Normalement ça s’appelle “Orangez le monde ». Tout doit être de couleur orange durant les 16 jours. J’estime pour ma part que c’est symbolique, sinon la campagne de sensibilisation c’est les 360 jours de l’année. Mais il faut toujours un symbole qui est cette campagne de 16 jours célébrée partout dans le monde par les acteurs luttant contre les Vbg afin d’élever communément la voix pour attirer l’attention sur le fléau, autour d’une thématique proposée par les Nations-Unies. Mais le but de ces 16 jours, c’est pour attirer l’attention des uns et autres, sur ce que peuvent subir les hommes et femmes au sein de la société. C’est important d’intensifier les campagnes, c’est aussi important de faciliter l’accès des victimes ou survivantes aux structures et services pour les prises en charges médicaux, sanitaires et juridico-judiciaires.
Quelles sont les actions que vous menez dans cette lutte en parallèle des 16 jours d’activisme ?
Elles sont très nombreuses. Nous organisons chaque fois des conférences d’informations et de sensibilisations sur la pratique, également des sessions de formation sur le droit de la femme, le droit de l’homme. Nous organisons régulièrement des causeries-débats dans les universités pour attirer l’attention des jeunes hommes et femmes, qui n’ont pas encore franchi le cap de la vie de couple officiel. Aussi d’attirer leur attention sur le respect mutuel dans la vie de couple.

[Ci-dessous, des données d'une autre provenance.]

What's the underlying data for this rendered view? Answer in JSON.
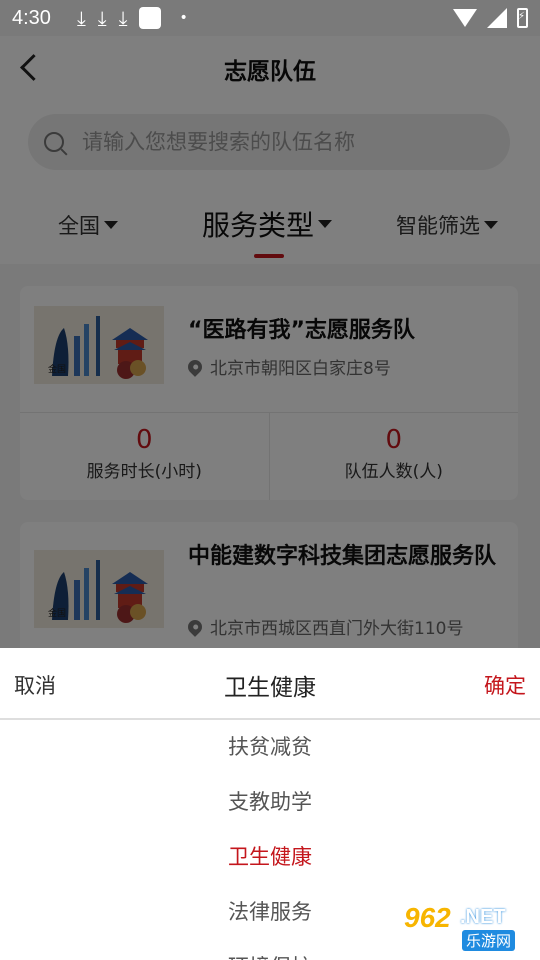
{
  "status_bar": {
    "time": "4:30",
    "download_glyph": "⤓",
    "dot": "•"
  },
  "header": {
    "title": "志愿队伍"
  },
  "search": {
    "placeholder": "请输入您想要搜索的队伍名称"
  },
  "filters": {
    "region": "全国",
    "service_type": "服务类型",
    "smart": "智能筛选"
  },
  "teams": [
    {
      "name": "“医路有我”志愿服务队",
      "address": "北京市朝阳区白家庄8号",
      "hours": "0",
      "hours_label": "服务时长(小时)",
      "members": "0",
      "members_label": "队伍人数(人)"
    },
    {
      "name": "中能建数字科技集团志愿服务队",
      "address": "北京市西城区西直门外大街110号"
    }
  ],
  "picker": {
    "cancel": "取消",
    "title": "卫生健康",
    "confirm": "确定",
    "options": [
      "扶贫减贫",
      "支教助学",
      "卫生健康",
      "法律服务",
      "环境保护"
    ],
    "selected_index": 2
  },
  "watermark": {
    "num": "962",
    "net": ".NET",
    "sub": "乐游网"
  },
  "colors": {
    "accent": "#c4161c"
  }
}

Quel est l’apport de l’Etat pour cette lutte ?
L’Etat s’implique, mais l’implication de l’Etat est toujours peu. L’Etat n’apporte que la caution institutionnelle, il finance et accompagne peu d’associations pour les campagnes de sensibilisation, les orientations et les prises en charges des victimes. Je n’en connais pas beaucoup d’associations financées et accompagnées par les autorités. Mais je sais que ce sont plus les ONG au Mali qui financent les acteurs locaux pour mener à bien les campagnes de sensibilisation.
Existe-t-il une loi contre les VBG au Mali ?
Il existe un avant-projet de loi qui n’a pas encore bougé. Il est bloqué entre le ministère de la promotion de la femme et celui de la justice, on ne sait pas toujours de quel niveau il se trouve. Mais c’est bloqué quelque part.
Quelle est la cause de ce blocage ?
Je pense qu’il y a un souci avec le mot genre. Plusieurs acteurs de la société civile et religieuse ont un problème avec la loi. Au lieu qu’on en discute bien les choses, on cherche à uniformiser les points de vue. Il y’en a parmi eux qui ont voulu une confrontation directe et d’autres ont carrément balayé toute opposition.
Que soupçonnent les opposants dans cet avant-projet de loi ?
Ils parlent de l’homosexualité. Alors que je ne me vois pas engagé dans des combats qui ne sont pas en conformité avec mes convictions. Mais ce n’est pas pour moi une raison de les combattre. Je respecte tout le monde.
Quel est le message que vous lancez aux maliens ?
Mon message, pour terminer, est de demander à tout le monde d’être respectueux de l’autre, aux hommes de ne pas considérer les femmes comme des adversaires, aux femmes de ne pas voir leurs époux comme des ennemies. C’est la vie de couple, elle est faite de hauts et de bas, quand c’est “doux” il faut bien en profiter. Quand c’est le contraire, maintenez la discussion pour se comprendre, n’allons pas dans l’excès pour éviter le pire. Vous savez l’une des beautés de notre société réside dans l’union de mariage, quand un homme et une femme se marie, c’est les deux familles respectives qui se marient également.